History adds come clarity to new crises

Yesterday morning after the big stock drop on Bloody Monday, as some experts were calling this week’s Wall Street woes, I listened to a radio commentator report in a gloomy tone that the Tuesday market was opening with the Dow Jones under 11,000 points for the first time in two months.

Yes, two months.

Not 27 months or six years or 34 years or for the first time since 1932. The Dow Jones was opening at its lowest point in TWO MONTHS.

How are we ever going to adjust to that calamity?

Yes, the U.S. economy is in trouble. People are hurting, compared to how they were living a couple of years ago. Jobs are being cut, the dollar isn’t buying as much, the body politic seems frozen by indecision and partisan gridlock. So how bad is it, really?

Unemployment is running at about 6 percent, maybe a tenth of a point or two higher. Not good, but not bad as a “crisis” goes. The housing market is in the tank, but that’s only compared to the boom of recent years when “starter” homes couldn’t be built fast enough to sell at $250,000.

Even with gasoline hovering at $4 a gallon in most markets this summer, the decrease in national mileage traveled was down only about 5 percent - hardly a sign of desperate times. Prices of food and other goods was increasing at about the same rate as the cost of energy, but the grocery shelves were amply stocked with fresh produce and popular restaurants still had waiting lines at their doors.

Now every home has at least one computer, three flat-screen TV sets and an inventory of iPods and other electronic gadgets to equip a squadron.

Our idea of hardship these days is having to cancel the premium service on our satellite TV programming.

As a friend of mine said recently, things are so bad that the nation’s war on poverty has become a war on obesity.

Yeah, things are tough. But compared to most of the world, we’re not even hurting yet. We’re more comfortable than any society in human history, we enjoy more freedom than any nation on the planet, we’re a people still full of innovation, our resources are bountiful and our homes are secure.

The only reason we think we’ve got it so bad is because we’ve had it so good.

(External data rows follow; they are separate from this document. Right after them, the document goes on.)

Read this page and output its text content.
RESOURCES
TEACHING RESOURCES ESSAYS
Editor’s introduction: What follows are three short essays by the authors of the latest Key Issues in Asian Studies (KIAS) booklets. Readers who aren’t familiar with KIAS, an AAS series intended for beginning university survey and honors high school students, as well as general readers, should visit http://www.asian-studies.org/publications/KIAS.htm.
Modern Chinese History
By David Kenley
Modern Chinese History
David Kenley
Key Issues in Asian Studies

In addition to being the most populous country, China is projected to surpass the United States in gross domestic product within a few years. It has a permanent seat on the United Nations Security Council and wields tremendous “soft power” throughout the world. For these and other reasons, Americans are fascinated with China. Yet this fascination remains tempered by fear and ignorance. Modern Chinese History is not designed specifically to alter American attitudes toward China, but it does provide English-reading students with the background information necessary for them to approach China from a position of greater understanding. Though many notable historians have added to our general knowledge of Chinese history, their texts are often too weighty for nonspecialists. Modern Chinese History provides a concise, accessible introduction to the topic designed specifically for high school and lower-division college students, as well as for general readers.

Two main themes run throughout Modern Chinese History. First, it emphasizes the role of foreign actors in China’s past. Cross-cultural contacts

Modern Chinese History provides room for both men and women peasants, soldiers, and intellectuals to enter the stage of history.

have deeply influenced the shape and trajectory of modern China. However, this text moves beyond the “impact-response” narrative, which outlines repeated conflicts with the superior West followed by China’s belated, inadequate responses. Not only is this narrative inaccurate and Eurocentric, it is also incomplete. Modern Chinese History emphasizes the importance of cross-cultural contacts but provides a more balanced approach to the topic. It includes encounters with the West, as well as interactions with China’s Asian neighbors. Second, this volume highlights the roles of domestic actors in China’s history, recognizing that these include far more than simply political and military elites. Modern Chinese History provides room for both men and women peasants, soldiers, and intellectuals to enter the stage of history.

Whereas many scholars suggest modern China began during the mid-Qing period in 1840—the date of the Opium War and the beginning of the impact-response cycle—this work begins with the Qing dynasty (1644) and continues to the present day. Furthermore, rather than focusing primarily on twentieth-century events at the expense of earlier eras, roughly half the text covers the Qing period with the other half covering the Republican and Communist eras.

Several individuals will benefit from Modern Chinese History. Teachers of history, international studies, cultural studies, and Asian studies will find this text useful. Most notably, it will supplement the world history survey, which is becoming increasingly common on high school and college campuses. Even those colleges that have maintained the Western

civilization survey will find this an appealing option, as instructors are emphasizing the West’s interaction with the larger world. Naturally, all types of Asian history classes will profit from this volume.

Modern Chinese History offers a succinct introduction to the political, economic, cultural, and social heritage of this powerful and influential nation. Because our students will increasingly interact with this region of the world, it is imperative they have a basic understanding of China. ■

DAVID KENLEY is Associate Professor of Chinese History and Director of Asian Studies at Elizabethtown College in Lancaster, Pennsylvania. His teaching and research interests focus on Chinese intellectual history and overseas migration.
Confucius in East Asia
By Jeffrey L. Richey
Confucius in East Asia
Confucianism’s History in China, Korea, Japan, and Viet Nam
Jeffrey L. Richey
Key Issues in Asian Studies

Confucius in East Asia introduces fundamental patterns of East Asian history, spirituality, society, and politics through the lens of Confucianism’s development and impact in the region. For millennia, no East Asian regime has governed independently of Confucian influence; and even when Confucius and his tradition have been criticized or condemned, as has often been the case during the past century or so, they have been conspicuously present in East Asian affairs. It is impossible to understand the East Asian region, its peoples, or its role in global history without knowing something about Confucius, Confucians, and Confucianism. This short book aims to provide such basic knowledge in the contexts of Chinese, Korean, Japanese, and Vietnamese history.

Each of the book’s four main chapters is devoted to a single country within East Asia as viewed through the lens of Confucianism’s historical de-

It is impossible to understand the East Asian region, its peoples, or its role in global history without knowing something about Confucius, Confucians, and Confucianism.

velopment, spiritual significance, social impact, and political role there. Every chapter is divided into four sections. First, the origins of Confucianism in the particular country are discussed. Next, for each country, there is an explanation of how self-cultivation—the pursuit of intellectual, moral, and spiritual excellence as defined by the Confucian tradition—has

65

Even after the devastating hit to our economy when terrorists struck the World Trade Center towers seven years ago, we fought back to all-time highs as measured by nearly every economic indicator. After what at the time seemed like a crippling blow to the nation’s knees, the nation was back on a roll in five short years.

By any standard, life is good. Our drinking water has never been cleaner, our cities’ skies have never been clearer, our lives have never been longer, our comforts have never been greater and our assets have never been more abundant.

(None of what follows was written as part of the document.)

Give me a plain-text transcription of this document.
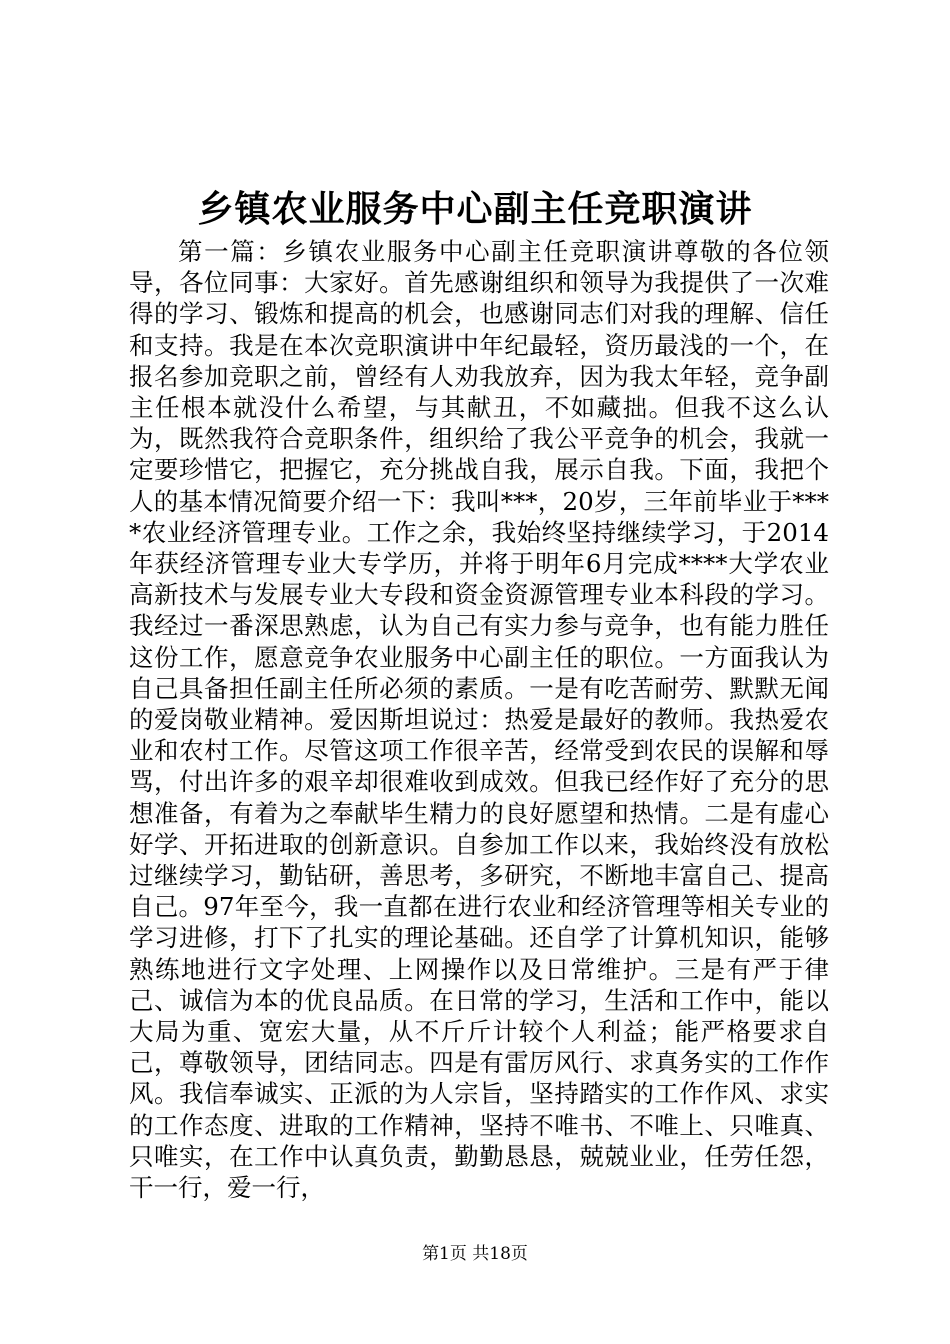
乡镇农业服务中心副主任竞职演讲

第一篇：乡镇农业服务中心副主任竞职演讲尊敬的各位领导，各位同事：大家好。首先感谢组织和领导为我提供了一次难得的学习、锻炼和提高的机会，也感谢同志们对我的理解、信任和支持。我是在本次竞职演讲中年纪最轻，资历最浅的一个，在报名参加竞职之前，曾经有人劝我放弃，因为我太年轻，竞争副主任根本就没什么希望，与其献丑，不如藏拙。但我不这么认为，既然我符合竞职条件，组织给了我公平竞争的机会，我就一定要珍惜它，把握它，充分挑战自我，展示自我。下面，我把个人的基本情况简要介绍一下：我叫***，20岁，三年前毕业于****农业经济管理专业。工作之余，我始终坚持继续学习，于2014年获经济管理专业大专学历，并将于明年6月完成****大学农业高新技术与发展专业大专段和资金资源管理专业本科段的学习。我经过一番深思熟虑，认为自己有实力参与竞争，也有能力胜任这份工作，愿意竞争农业服务中心副主任的职位。一方面我认为自己具备担任副主任所必须的素质。一是有吃苦耐劳、默默无闻的爱岗敬业精神。爱因斯坦说过：热爱是最好的教师。我热爱农业和农村工作。尽管这项工作很辛苦，经常受到农民的误解和辱骂，付出许多的艰辛却很难收到成效。但我已经作好了充分的思想准备，有着为之奉献毕生精力的良好愿望和热情。二是有虚心好学、开拓进取的创新意识。自参加工作以来，我始终没有放松过继续学习，勤钻研，善思考，多研究，不断地丰富自己、提高自己。97年至今，我一直都在进行农业和经济管理等相关专业的学习进修，打下了扎实的理论基础。还自学了计算机知识，能够熟练地进行文字处理、上网操作以及日常维护。三是有严于律己、诚信为本的优良品质。在日常的学习，生活和工作中，能以大局为重、宽宏大量，从不斤斤计较个人利益；能严格要求自己，尊敬领导，团结同志。四是有雷厉风行、求真务实的工作作风。我信奉诚实、正派的为人宗旨，坚持踏实的工作作风、求实的工作态度、进取的工作精神，坚持不唯书、不唯上、只唯真、只唯实，在工作中认真负责，勤勤恳恳，兢兢业业，任劳任怨，干一行，爱一行，

第1页 共18页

Maybe some hard times would do us good.

I had the humbling experience this week of listening to a man recall the true hardships and human suffering of his parents, refugees in Europe at the end of World War II. They were among the millions of people who had been uprooted from their homelands during the war, wandering in fright as their fate was determined by forces well beyond their control.

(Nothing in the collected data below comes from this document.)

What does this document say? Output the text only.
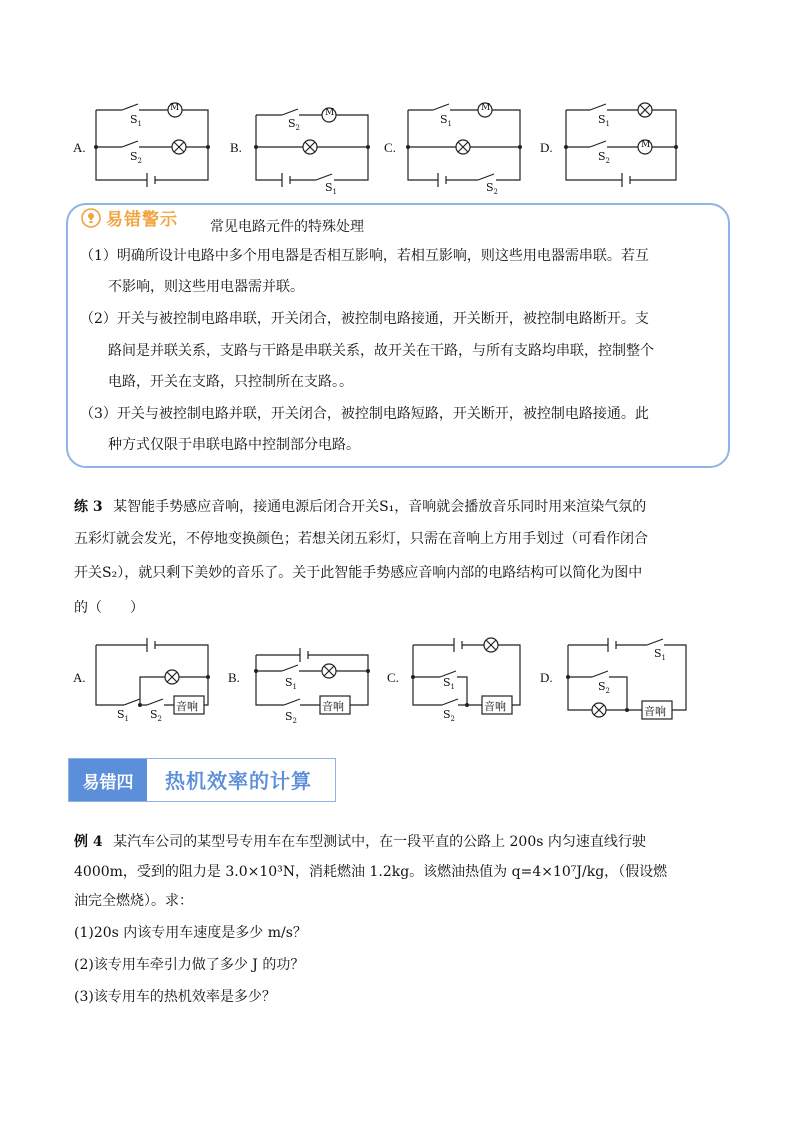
A.	B.	C.	D.
M	M	M
M
$S_1$
$S_2$
$S_2$
$S_1$
$S_1$
$S_2$
$S_1$
$S_2$
易错警示 常见电路元件的特殊处理
（1）明确所设计电路中多个用电器是否相互影响，若相互影响，则这些用电器需串联。若互
不影响，则这些用电器需并联。
（2）开关与被控制电路串联，开关闭合，被控制电路接通，开关断开，被控制电路断开。支
路间是并联关系，支路与干路是串联关系，故开关在干路，与所有支路均串联，控制整个
电路，开关在支路，只控制所在支路。。
（3）开关与被控制电路并联，开关闭合，被控制电路短路，开关断开，被控制电路接通。此
种方式仅限于串联电路中控制部分电路。
练 3 某智能手势感应音响，接通电源后闭合开关S₁，音响就会播放音乐同时用来渲染气氛的
五彩灯就会发光，不停地变换颜色；若想关闭五彩灯，只需在音响上方用手划过（可看作闭合
开关S₂），就只剩下美妙的音乐了。关于此智能手势感应音响内部的电路结构可以简化为图中
的（　　）
A.	B.	C.	D.
音响	音响	音响	音响
$S_1$ $S_2$
$S_1$
$S_2$
$S_1$
$S_2$
$S_1$
$S_2$
易错四	热机效率的计算
例 4 某汽车公司的某型号专用车在车型测试中，在一段平直的公路上 200s 内匀速直线行驶
4000m，受到的阻力是 3.0×10³N，消耗燃油 1.2kg。该燃油热值为 q=4×10⁷J/kg，（假设燃
油完全燃烧）。求：
(1)20s 内该专用车速度是多少 m/s？
(2)该专用车牵引力做了多少 J 的功？
(3)该专用车的热机效率是多少？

Their families had been torn apart, their lives left tattered, their possessions contained in a single bag, their futures bleak, or worse.

Even as peace was declared and celebrated, they were among the millions of desperate people who were seemingly lost souls haunted by overwhelming hopelessness.

They knew true hardship, and their stories dumbfounded everyone in the room who listened.

Yes, today’s global economy is experiencing a few pains, and many of our family budgets are feeling a pinch. But a good dose of history can quickly put things in proper perspective.

Certainly there are causes for worry, and we can find grounds for concern.

After all, this week things are worse than they’ve been in TWO WHOLE MONTHS.